Once upon a time, she’d never seen anything with a knife for a tongue or creatures with poison-tipped claws; maybe she believed those stories were fantasy because it wasn’t possible to understand, it was so difficult to comprehend. How can you understand a wildfire when you’ve only used small matchsticks to keep warm? How can you understand what it takes to leave your home behind when home is where you’ve lived your whole life?

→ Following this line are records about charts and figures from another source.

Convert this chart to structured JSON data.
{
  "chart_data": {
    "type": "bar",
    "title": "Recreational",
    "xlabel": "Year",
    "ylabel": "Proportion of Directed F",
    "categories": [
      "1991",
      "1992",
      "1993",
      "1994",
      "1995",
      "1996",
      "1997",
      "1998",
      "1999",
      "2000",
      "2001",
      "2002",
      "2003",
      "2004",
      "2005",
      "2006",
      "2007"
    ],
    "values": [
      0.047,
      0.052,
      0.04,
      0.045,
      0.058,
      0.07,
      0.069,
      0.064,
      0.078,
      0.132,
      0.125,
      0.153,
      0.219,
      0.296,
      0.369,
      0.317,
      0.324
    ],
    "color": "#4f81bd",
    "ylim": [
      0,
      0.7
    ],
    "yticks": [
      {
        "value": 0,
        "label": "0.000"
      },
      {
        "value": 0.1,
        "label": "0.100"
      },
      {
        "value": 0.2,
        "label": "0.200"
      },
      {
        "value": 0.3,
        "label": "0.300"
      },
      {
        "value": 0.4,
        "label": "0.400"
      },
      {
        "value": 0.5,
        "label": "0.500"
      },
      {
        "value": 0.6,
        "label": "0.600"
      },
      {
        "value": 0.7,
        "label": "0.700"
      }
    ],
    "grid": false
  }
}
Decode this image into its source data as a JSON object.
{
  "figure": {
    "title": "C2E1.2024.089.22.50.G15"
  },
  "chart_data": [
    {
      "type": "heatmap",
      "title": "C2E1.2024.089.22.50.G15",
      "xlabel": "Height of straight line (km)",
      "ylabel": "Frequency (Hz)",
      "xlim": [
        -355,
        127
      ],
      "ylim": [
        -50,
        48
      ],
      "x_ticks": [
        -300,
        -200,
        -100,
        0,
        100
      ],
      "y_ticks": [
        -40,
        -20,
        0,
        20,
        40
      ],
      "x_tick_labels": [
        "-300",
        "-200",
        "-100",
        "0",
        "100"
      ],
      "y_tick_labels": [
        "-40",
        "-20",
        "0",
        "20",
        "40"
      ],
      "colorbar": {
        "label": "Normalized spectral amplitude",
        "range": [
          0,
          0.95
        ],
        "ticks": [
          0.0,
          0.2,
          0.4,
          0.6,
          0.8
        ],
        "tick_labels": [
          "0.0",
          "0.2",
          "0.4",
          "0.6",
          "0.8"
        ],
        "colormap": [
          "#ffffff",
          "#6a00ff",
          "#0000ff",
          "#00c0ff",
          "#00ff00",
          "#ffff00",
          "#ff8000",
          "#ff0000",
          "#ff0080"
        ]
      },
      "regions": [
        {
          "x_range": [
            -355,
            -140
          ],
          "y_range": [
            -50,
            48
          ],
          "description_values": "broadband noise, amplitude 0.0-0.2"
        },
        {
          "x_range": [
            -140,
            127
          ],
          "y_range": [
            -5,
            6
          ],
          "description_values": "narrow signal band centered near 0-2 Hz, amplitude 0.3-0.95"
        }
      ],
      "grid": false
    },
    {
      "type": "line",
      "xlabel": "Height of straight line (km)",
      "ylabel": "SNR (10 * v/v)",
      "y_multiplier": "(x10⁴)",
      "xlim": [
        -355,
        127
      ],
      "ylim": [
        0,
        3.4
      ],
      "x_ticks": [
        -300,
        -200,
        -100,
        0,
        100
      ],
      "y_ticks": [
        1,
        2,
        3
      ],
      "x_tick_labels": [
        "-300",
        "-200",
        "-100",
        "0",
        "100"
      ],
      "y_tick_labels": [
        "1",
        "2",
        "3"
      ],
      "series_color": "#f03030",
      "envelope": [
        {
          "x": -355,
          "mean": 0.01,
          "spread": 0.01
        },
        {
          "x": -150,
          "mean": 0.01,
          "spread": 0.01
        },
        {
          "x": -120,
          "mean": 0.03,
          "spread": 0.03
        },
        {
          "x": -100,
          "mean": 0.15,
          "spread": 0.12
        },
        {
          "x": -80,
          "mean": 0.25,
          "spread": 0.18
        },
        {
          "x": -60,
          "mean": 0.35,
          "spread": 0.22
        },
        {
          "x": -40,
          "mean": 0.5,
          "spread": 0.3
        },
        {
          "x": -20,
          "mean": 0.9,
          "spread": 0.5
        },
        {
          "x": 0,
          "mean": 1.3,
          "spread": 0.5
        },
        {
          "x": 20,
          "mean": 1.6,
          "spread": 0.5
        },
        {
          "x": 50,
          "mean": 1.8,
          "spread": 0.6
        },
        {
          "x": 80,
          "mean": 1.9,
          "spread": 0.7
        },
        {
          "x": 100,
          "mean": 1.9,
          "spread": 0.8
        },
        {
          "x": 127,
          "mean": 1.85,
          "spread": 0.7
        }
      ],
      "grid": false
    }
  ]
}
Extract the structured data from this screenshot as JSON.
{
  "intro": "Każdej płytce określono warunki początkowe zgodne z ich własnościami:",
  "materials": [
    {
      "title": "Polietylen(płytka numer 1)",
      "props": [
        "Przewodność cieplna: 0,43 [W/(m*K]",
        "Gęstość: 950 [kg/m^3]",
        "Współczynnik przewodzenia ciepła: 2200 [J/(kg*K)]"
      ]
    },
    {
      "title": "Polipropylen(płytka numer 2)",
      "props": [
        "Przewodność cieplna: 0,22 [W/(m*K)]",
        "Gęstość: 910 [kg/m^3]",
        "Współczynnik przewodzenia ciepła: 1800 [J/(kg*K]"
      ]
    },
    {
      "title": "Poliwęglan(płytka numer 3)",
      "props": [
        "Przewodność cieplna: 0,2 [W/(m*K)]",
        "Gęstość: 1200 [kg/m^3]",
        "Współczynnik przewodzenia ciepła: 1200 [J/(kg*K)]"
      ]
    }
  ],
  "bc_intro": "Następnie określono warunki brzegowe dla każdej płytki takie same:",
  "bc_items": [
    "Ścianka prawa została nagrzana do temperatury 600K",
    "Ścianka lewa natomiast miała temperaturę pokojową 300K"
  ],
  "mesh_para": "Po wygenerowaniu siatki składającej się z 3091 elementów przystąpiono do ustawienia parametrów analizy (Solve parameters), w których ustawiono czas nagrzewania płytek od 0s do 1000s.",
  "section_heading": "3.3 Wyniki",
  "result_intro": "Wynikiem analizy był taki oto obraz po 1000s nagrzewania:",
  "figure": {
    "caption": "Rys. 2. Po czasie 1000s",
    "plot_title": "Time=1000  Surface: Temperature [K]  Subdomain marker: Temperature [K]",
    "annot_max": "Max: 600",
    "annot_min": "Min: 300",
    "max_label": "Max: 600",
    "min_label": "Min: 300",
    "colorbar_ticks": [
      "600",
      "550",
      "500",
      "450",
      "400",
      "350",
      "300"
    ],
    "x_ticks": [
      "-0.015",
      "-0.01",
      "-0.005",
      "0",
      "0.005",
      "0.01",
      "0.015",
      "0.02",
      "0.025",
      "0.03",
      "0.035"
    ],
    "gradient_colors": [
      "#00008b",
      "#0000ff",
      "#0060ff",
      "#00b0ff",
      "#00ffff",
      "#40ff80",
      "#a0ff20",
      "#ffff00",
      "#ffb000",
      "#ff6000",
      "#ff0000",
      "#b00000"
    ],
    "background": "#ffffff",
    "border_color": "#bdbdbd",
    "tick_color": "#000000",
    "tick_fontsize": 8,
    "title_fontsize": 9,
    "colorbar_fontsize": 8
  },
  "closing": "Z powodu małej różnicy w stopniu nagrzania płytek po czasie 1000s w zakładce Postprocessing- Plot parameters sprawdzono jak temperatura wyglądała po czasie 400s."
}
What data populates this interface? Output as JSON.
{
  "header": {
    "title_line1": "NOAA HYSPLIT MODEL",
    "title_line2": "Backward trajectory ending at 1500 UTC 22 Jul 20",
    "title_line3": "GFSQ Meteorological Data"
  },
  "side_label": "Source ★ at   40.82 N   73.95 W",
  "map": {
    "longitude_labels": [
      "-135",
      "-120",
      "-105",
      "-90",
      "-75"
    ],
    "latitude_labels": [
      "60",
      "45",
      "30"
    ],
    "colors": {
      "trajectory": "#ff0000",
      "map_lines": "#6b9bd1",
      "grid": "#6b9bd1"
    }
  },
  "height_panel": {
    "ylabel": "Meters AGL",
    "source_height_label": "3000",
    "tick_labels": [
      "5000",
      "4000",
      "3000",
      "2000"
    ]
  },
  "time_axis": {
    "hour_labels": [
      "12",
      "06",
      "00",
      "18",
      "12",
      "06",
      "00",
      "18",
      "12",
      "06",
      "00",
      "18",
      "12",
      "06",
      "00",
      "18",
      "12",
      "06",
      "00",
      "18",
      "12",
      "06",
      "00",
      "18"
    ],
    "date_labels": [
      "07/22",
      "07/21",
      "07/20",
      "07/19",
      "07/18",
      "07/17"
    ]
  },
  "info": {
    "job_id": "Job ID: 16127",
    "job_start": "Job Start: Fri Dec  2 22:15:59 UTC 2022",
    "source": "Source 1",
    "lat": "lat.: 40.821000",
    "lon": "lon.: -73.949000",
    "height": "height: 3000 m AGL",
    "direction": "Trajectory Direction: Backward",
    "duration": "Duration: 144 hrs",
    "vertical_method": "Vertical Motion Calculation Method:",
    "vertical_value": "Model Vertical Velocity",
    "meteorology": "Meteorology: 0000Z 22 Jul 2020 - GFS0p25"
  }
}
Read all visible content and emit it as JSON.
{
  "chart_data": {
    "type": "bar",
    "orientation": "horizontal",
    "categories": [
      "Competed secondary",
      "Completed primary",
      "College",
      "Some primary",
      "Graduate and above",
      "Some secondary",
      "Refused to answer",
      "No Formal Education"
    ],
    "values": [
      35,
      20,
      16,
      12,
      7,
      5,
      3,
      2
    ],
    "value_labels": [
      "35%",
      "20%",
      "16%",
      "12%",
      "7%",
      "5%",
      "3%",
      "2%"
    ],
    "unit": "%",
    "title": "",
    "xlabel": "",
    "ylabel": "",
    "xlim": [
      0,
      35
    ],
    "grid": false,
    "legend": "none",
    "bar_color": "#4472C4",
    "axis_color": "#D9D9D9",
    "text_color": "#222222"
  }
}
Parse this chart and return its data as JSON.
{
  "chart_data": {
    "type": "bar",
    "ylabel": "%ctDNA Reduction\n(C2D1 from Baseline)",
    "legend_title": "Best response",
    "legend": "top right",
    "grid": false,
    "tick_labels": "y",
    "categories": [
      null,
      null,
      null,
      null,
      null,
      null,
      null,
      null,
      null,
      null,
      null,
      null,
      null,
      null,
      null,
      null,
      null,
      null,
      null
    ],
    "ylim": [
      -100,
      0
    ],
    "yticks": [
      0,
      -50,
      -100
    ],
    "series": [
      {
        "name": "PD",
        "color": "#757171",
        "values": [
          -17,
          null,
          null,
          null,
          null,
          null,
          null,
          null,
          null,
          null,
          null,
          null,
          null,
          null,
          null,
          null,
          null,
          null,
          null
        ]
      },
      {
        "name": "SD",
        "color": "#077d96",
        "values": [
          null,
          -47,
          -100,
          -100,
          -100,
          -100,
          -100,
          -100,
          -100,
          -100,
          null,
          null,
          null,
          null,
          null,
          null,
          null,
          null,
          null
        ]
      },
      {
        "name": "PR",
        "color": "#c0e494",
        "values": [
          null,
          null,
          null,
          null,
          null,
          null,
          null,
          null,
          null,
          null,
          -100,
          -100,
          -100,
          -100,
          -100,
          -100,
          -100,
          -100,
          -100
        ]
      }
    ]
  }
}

And how could she know? She will never feel the insistent flames of a revolution or that horrible, dark fear of no land past the sea, of no wind filling the sails; will never come face to face with beasts as ancient as dragons. But perhaps, she will face mountains of steel and birds of metal instead, swap out dark jungles for concrete cities.
Either way, she has her stories.
And in the end, they are still stories. Except they’re slightly starchy with grains of truth, a little gritty on the tongue, slightly bitter with a worldliness and a deep kind of hunger too powerful to be made up; but, after all, aren’t the best stories the ones of our own lives?
Once upon a time, there was a girl who lived in a world half-fantasy and half-reality, living the best kind of lucid dream, between the sky and the shoreline, between the past and the future, between kingdoms and democracy.
She is insatiable; she is young and she wants the world. She wants blistered skin from the tropical sun and treasures from the bottom of the greedy ocean and a fang from the yawning maw of the beast. She lives with once upon a time and long long ago and in the old country tucked into the space between her molars and her cheek, small enough to fit in the hollow of her cheek, to bring with her wherever she goes. When she smiles, the edges of her lips twist with the sweetness of condensed milk and raw sunshine, with the fire of a dragon’s breath. And, with that, she lives happily ever after.